Een der zwaarste warmbloedpaarden, zeer geschikt landbouwtuigpaard; schofthoogte ca. 1,65 m; meest voorkomende kleur bruin en zwart, geen schimmels; het hoofd heeft een lichte convexe profiellijn; hals breed en hoog aangezet; weinig schoft; een lange, iets weeke rug; breed rond kruis; breede diepe borst met goede ribwelving; goed beenwerk; tamelijk vroegrijp, met vrij veel temperament; vlotte gang met vrij veel actie.

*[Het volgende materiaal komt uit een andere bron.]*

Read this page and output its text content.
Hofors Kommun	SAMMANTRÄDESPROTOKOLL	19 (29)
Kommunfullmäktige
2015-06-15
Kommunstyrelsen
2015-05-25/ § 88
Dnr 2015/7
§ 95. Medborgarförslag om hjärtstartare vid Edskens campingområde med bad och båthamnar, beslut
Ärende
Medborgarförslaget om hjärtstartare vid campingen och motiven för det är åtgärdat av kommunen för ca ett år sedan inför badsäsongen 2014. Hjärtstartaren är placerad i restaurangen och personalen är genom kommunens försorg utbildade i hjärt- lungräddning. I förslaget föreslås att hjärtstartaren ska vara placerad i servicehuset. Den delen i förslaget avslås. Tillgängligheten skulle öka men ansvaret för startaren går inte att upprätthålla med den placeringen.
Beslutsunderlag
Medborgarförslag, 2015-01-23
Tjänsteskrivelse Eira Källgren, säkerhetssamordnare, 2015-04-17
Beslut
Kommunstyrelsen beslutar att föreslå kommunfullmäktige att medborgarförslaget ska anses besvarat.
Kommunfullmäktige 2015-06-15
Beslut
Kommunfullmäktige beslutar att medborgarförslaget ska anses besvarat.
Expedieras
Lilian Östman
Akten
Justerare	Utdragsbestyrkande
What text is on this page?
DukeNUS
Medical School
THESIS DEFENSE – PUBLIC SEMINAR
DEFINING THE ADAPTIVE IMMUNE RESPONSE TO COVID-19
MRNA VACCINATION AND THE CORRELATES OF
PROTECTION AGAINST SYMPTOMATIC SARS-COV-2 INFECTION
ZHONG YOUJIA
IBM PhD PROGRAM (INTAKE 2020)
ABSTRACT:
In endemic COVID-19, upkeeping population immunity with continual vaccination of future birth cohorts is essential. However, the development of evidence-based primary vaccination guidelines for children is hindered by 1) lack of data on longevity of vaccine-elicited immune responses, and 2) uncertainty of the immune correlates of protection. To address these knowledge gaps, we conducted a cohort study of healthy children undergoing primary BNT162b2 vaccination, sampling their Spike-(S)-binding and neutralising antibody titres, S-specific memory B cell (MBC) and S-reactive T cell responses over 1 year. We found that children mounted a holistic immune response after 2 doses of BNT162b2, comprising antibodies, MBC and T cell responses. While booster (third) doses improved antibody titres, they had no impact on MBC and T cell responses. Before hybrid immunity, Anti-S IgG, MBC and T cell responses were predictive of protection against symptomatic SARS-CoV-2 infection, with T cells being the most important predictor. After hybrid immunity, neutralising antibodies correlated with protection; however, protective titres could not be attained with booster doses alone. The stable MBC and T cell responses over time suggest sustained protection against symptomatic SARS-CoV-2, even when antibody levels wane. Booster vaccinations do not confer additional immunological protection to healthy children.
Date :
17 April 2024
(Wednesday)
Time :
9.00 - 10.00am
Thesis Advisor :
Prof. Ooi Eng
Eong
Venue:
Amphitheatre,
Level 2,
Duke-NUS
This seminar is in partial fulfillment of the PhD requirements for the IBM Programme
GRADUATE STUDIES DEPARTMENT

Het is ontstaan uit het oude Friesche paard door kruising met allerlei warmbloedpaarden. Sinds 1864 echter zuiver gefokt. Oorspr. fokgebied is Oldenburg (D.); in Ned. zeer veel gebruikt ter verbetering van het Ned. landbouwtuigpaard. Het Groningsche paard is er uit ontstaan. Verder in de Noordel. prov., Gelderland, N.- en Z.-Holland en Utrecht zeer veel geïmporteerd.
Ongeveer gelijk aan het O. p. is het Oost-Friesche paard, dat iets meer temperament bezit en waarbij ook schimmels gevonden worden. Verheij.